Facilitate innovation with secure data collaboration technology
So you’re ready to ‘crawl’ with data collaboration, but how do you facilitate data-driven innovation with a startup? Such partnerships often require months of preparation. Both parties will need to meet key stakeholders, set relationships, and start building the trust needed for collaboration. For data projects, they will need to find a way to safely license and exchange data between the two organizations.
This can be achieved much more quickly when there is a data exchange platform inside of which these parameters can be set and enforced. The Senate platform provides this in the form of a virtual ‘diplomatic zone,’ where analysts can provision, share and analyze data in a secure, encrypted cloud environment. Senate acts as the innovation sandbox, allowing startups access to data and enterprises peace of mind that security and privacy is upheld.
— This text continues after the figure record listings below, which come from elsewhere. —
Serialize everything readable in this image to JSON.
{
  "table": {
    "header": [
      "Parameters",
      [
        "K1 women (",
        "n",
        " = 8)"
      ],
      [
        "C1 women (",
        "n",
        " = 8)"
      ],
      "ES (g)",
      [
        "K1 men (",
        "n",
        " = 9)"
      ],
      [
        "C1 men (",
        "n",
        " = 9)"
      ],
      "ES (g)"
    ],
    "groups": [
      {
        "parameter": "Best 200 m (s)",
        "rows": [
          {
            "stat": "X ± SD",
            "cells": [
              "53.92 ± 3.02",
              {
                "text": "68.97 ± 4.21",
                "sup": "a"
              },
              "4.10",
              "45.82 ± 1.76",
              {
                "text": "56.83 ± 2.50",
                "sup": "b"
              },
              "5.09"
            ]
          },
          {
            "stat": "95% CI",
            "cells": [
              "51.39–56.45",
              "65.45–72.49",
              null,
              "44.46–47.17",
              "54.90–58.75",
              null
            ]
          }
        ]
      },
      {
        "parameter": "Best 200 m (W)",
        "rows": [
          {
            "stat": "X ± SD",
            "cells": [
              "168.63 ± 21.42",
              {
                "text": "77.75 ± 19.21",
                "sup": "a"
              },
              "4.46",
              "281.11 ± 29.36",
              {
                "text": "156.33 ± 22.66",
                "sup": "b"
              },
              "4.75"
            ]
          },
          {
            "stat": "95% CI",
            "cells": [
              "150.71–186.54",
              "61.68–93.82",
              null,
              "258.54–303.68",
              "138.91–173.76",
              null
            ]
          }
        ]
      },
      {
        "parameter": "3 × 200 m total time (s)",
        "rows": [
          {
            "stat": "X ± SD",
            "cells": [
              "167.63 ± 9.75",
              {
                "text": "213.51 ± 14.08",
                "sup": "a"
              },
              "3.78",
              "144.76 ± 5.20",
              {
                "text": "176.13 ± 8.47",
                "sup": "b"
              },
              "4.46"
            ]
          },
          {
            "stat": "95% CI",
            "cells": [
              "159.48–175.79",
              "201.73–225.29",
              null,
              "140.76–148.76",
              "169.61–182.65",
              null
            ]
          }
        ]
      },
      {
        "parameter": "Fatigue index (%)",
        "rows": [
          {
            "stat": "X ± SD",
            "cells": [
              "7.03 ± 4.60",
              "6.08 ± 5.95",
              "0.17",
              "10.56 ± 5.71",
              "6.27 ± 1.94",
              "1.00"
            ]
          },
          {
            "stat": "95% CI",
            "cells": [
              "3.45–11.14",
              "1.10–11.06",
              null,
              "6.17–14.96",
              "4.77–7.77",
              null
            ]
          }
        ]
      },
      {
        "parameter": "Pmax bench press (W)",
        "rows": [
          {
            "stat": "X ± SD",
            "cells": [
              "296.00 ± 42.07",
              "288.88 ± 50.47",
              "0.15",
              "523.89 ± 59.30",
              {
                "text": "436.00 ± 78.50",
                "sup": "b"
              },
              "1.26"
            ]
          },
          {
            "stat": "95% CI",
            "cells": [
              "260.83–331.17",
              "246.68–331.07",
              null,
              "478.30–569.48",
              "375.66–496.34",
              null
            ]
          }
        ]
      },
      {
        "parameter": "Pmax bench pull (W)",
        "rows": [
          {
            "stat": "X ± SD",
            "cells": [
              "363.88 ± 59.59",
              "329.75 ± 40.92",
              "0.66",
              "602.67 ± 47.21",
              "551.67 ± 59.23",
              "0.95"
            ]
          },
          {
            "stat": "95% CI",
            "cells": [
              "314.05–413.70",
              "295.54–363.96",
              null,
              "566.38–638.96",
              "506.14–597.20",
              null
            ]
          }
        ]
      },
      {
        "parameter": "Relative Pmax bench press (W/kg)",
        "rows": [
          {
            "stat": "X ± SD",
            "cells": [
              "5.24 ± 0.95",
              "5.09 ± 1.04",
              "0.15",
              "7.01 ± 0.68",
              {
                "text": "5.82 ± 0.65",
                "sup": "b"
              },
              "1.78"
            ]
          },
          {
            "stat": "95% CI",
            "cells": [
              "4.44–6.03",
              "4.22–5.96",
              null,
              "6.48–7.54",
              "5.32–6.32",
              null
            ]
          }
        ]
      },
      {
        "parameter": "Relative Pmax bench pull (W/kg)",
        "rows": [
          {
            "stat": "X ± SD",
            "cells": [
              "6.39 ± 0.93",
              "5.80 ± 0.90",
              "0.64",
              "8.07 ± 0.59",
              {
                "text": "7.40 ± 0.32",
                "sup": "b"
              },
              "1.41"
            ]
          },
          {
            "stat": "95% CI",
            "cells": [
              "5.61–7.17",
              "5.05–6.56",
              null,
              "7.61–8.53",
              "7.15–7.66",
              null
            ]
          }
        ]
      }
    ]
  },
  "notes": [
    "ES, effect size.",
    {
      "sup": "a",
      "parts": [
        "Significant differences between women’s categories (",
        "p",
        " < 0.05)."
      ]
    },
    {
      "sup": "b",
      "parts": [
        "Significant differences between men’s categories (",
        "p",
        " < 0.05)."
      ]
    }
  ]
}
A platform like Senate allows all the complexities of external data sharing to be managed and controlled in a single location and platform. Using this technology, external developers could participate in innovation events such as hackathons within days rather than weeks; or your enterprise could build a pipeline of projects to rapidly evaluate hundreds of startup capability partners. In all cases, data-driven innovation and insights can be derived far more quickly.
Protect both parties with legal agreements and data licenses
Establishing a data collaboration arrangement with a startup can be challenging. They will need to comply with the privacy and InfoSec requirements of their bigger partner, without being unduly restricted in their ability to access data and apply it creatively to problems.
Good governance is a critical part of any data collaboration project. However, even large organizations can lack a consistent set of data governance rules which can be applied across different teams or departments – and much less external partners. Even when such rules exist, scaling them up can be difficult and legally complex. In the case of a major financial customer, we found that finalizing the agreements on technology, contracts and methodologies used in data projects could take up to 18 months.
Data Republic’s Senate platform allowed this customer to significantly accelerate its data-collaboration capabilities. This was achieved through the common legal framework all organizations agree to, plus project-base data license agreements. Once the legal and licenses are approved, governance measures are built into the platform including user permissions, approval workflows, secure analytics workspaces and audit trails. Due to these features, negotiation time for data sharing was reduced 18-fold for the financial customer, and useful customer insights could be co-developed with business partners in hours rather than months.
Safeguard personal privacy
When it comes to data sharing, privacy is paramount as more countries and jurisdictions introduce stringent personal privacy laws. According to the Ponemon Institute, the average cost of a breach in the US reached $8.19 million in 2018, more than double the worldwide average.
Privacy protection is core to Senate’s governance controls. Analytics is performed inside a Discovery Workspace (DW) which allows data partners to access the data insights and reports they need, while keeping sensitive data off limits. No personal information is allowed to be exchanged on the platform. This means that even if a data breach does occur, it can’t be traced back to personal records.
It’s often said that data is the new oil: a driver of business growth and change. For large enterprises, secure data exchange with startups – enabled by a strong framework of governance and controls – can be one of the most effective ways to kickstart data-driven innovation, solve business problems, and stay ahead of competition.